De acordo com o desenvolvedor web bento-gonçalvense Anderson Triacca, é comum que haja captura de dados em todos os projetos para a internet, uma vez que as empresas querem saber quem está acessando o site. Além disso, o método também é utilizado com objetivos técnicos, como gravar a atividade de um grupo de usuários e identificar bugs na interface.
Ele comenta que não há um código de ética formal para os programadores, na medida em que é uma profissão recente e ainda se encontra em constante construção. “Talvez um dia seja regulado o modo de agir, mas por enquanto fica na consciência de quem programa e das empresas que contratam as demandas”, avalia.
Entre tantas formas de capturar dados, o mais simples ainda é o cadastro de e-mail, no qual o usuário deixa seu endereço virtual para receber informações da empresa.
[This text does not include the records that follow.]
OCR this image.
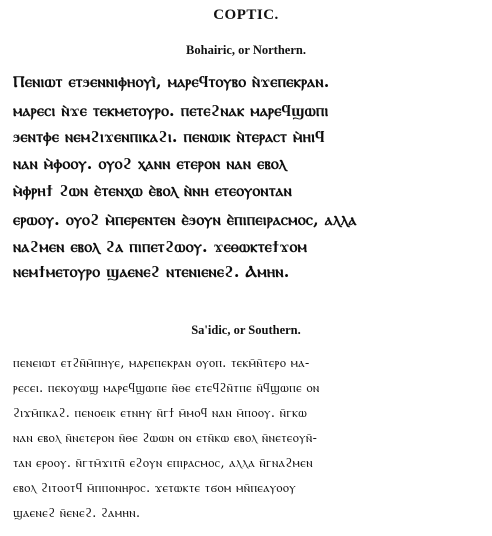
COPTIC.
Bohairic, or Northern.
Ⲡⲉⲛⲓⲱⲧ ⲉⲧϧⲉⲛⲛⲓⲫⲏⲟⲩⲓ̀, ⲙⲁⲣⲉϥⲧⲟⲩⲃⲟ ⲛ̀ϫⲉⲡⲉⲕⲣⲁⲛ.
ⲙⲁⲣⲉⲥⲓ ⲛ̀ϫⲉ ⲧⲉⲕⲙⲉⲧⲟⲩⲣⲟ. ⲡⲉⲧⲉϩⲛⲁⲕ ⲙⲁⲣⲉϥϣⲱⲡⲓ
ϧⲉⲛⲧⲫⲉ ⲛⲉⲙϩⲓϫⲉⲛⲡⲓⲕⲁϩⲓ. ⲡⲉⲛⲱⲓⲕ ⲛ̀ⲧⲉⲣⲁⲥⲧ ⲙ̀ⲏⲓϥ
ⲛⲁⲛ ⲙ̀ⲫⲟⲟⲩ. ⲟⲩⲟϩ ⲭⲁⲛⲛ ⲉⲧⲉⲣⲟⲛ ⲛⲁⲛ ⲉⲃⲟⲗ
ⲙ̀ⲫⲣⲏϯ ϩⲱⲛ ⲉ̀ⲧⲉⲛⲭⲱ ⲉ̀ⲃⲟⲗ ⲛ̀ⲛⲏ ⲉⲧⲉⲟⲩⲟⲛⲧⲁⲛ
ⲉⲣⲱⲟⲩ. ⲟⲩⲟϩ ⲙ̀ⲡⲉⲣⲉⲛⲧⲉⲛ ⲉ̀ϧⲟⲩⲛ ⲉ̀ⲡⲓⲡⲉⲓⲣⲁⲥⲙⲟⲥ, ⲁⲗⲗⲁ
ⲛⲁϩⲙⲉⲛ ⲉⲃⲟⲗ ϩⲁ ⲡⲓⲡⲉⲧϩⲱⲟⲩ. ϫⲉⲑⲱⲕⲧⲉϯϫⲟⲙ
ⲛⲉⲙϯⲙⲉⲧⲟⲩⲣⲟ ϣⲁⲉⲛⲉϩ ⲛⲧⲉⲛⲓⲉⲛⲉϩ. Ⲁⲙⲏⲛ.
Sa'idic, or Southern.
ⲡⲉⲛⲉⲓⲱⲧ ⲉⲧϩⲛ̄ⲙ̄ⲡⲏⲩⲉ, ⲙⲁⲣⲉⲡⲉⲕⲣⲁⲛ ⲟⲩⲟⲡ. ⲧⲉⲕⲙ̄ⲛ̄ⲧⲉⲣⲟ ⲙⲁ-
ⲣⲉⲥⲉⲓ. ⲡⲉⲕⲟⲩⲱϣ ⲙⲁⲣⲉϥϣⲱⲡⲉ ⲛ̄ⲑⲉ ⲉⲧⲉϥϩⲛ̄ⲧⲡⲉ ⲛ̄ϥϣⲱⲡⲉ ⲟⲛ
ϩⲓϫⲙ̄ⲡⲕⲁϩ. ⲡⲉⲛⲟⲉⲓⲕ ⲉⲧⲛⲏⲩ ⲛ̄ⲅϯ ⲙ̄ⲙⲟϥ ⲛⲁⲛ ⲙ̄ⲡⲟⲟⲩ. ⲛ̄ⲅⲕⲱ
ⲛⲁⲛ ⲉⲃⲟⲗ ⲛ̄ⲛⲉⲧⲉⲣⲟⲛ ⲛ̄ⲑⲉ ϩⲱⲱⲛ ⲟⲛ ⲉⲧⲛ̄ⲕⲱ ⲉⲃⲟⲗ ⲛ̄ⲛⲉⲧⲉⲟⲩⲛ̄-
ⲧⲁⲛ ⲉⲣⲟⲟⲩ. ⲛ̄ⲅⲧⲙ̄ϫⲓⲧⲛ̄ ⲉϩⲟⲩⲛ ⲉⲡⲓⲣⲁⲥⲙⲟⲥ, ⲁⲗⲗⲁ ⲛ̄ⲅⲛⲁϩⲙⲉⲛ
ⲉⲃⲟⲗ ϩⲓⲧⲟⲟⲧϥ ⲙ̄ⲡⲡⲟⲛⲏⲣⲟⲥ. ϫⲉⲧⲱⲕⲧⲉ ⲧϭⲟⲙ ⲙⲛ̄ⲡⲉⲁⲩⲟⲟⲩ
ϣⲁⲉⲛⲉϩ ⲛ̄ⲉⲛⲉϩ. ϩⲁⲙⲏⲛ.
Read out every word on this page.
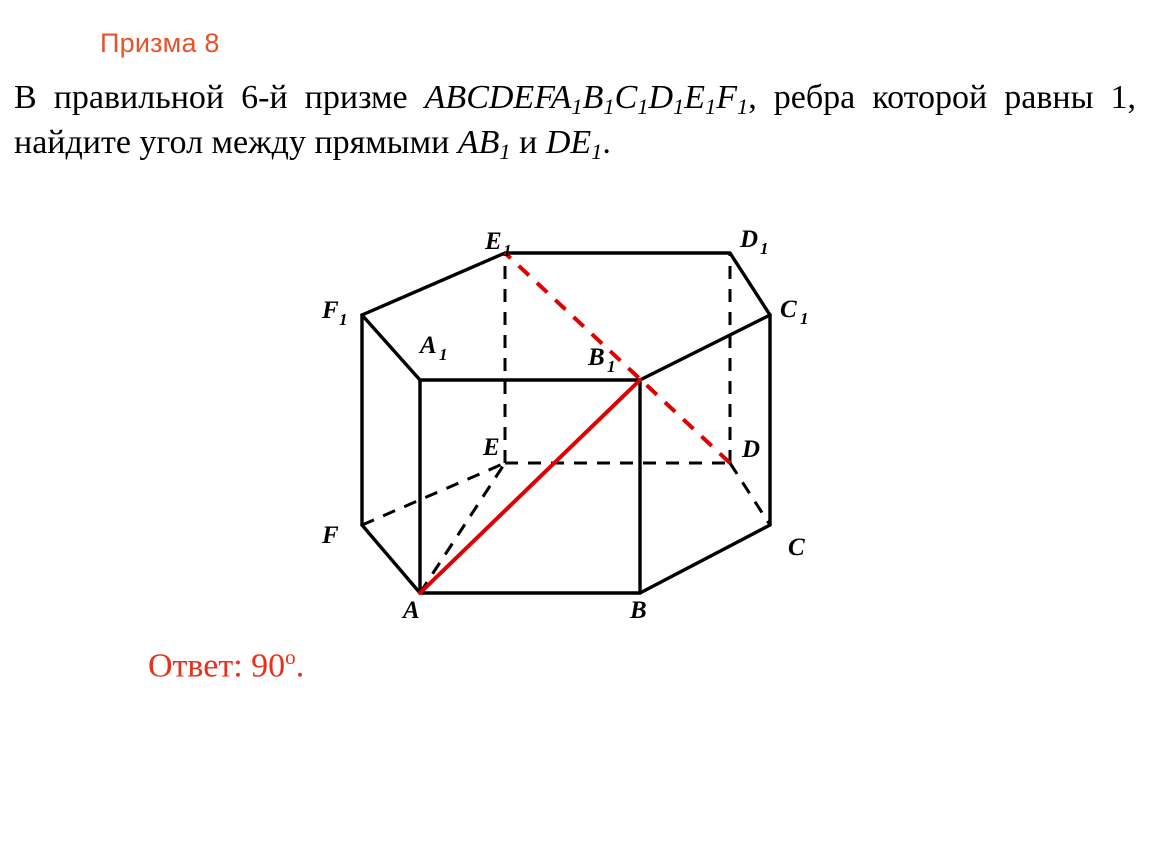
Призма 8
В правильной 6-й призме $ABCDEFA_1B_1C_1D_1E_1F_1$, ребра которой равны 1, найдите угол между прямыми $AB_1$ и $DE_1$.
E 1	D 1
F 1	C 1
A 1	B 1
E	D
F	C
A	B
Ответ: $90^о$.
Em muitos casos, a lista de contatos é comercializada entre as instituições. “Com a evolução do marketing digital, surgiram técnicas mais sofisticadas, como entregar seus dados em troca do download de algum conteúdo, por exemplo um e-book, uma música ou acesso a alguma página”, explica.
Já a forma como as informações capturadas serão utilizadas é regulada pelos Termos de Uso e Políticas de Privacidade das ferramentas online. Para Triacca, na internet brasileira cada website faz o que quiser com os dados do usuário, desde que ele concorde com os termos na hora de efetuar o cadastro. “A parte ruim é que grande parte das pessoas não lê os termos, que geralmente são bem grandes e chatos, e acabam sem saber o que o site em que estão se cadastrando fará com aquilo”, pontua.
Recentemente, a empresa de marketing político Cambridge Analytica foi acusada de comprar ilegalmente informações de 50 milhões de usuários do Facebook. Os dados, levantados por um teste de personalidade do pesquisador Aleksandr Kogan, teriam sido utilizados para traçar o perfil psicológico dos eleitores norte-americanos na campanha pró-Trump e, no Reino Unido, pró-Brexit.
O escândalo levou as autoridades a questionar as políticas de privacidade do Facebook, que entre 2007 e 2014, disponibilizava dados dos usuários livremente para os desenvolvedores de aplicativos.
Triacca expõe que casos parecidos ocorrem no Brasil com muita frequência, mas de forma diferente. Segundo ele, a análise de grandes volumes de dados exige estrutura tecnológica avançada. “A maioria das empresas não dispõem de recursos para fazer esse tipo de tratamento”, observa.
Ainda de acordo com o desenvolvedor web, as empresas costumam usar plataformas prontas para direcionar suas mensagens. “O mais comum é comprar um espaço de propaganda dentro dos sistemas já consagrados de direcionamento baseados em dados, como Facebook Ads ou Google Adwords, onde a empresa simplesmente escolhe os interesses desejados e direciona seu anúncio para todo público contemplado neles”, explica.

Como proteger seus dados

Para evitar dores de cabeça com vazamento de informações ou ter seus dados utilizados de forma invasiva, Triacca recomenda não digitar informações em uma página recebida no email. “Grande parte dos ataques de phishing acontecem assim”, afirma.
Outra dica é checar se o site utiliza protocolo HTTPS e tem um cadeado verde, de segurança. Ele recomenda também ter um e-mail de cadastro, para não transformar a Caixa de Entrada em um depósito de propaganda. “É importante ler muito bem os Termos de Uso e Política de Privacidade antes de efetuar qualquer cadastro”, indica.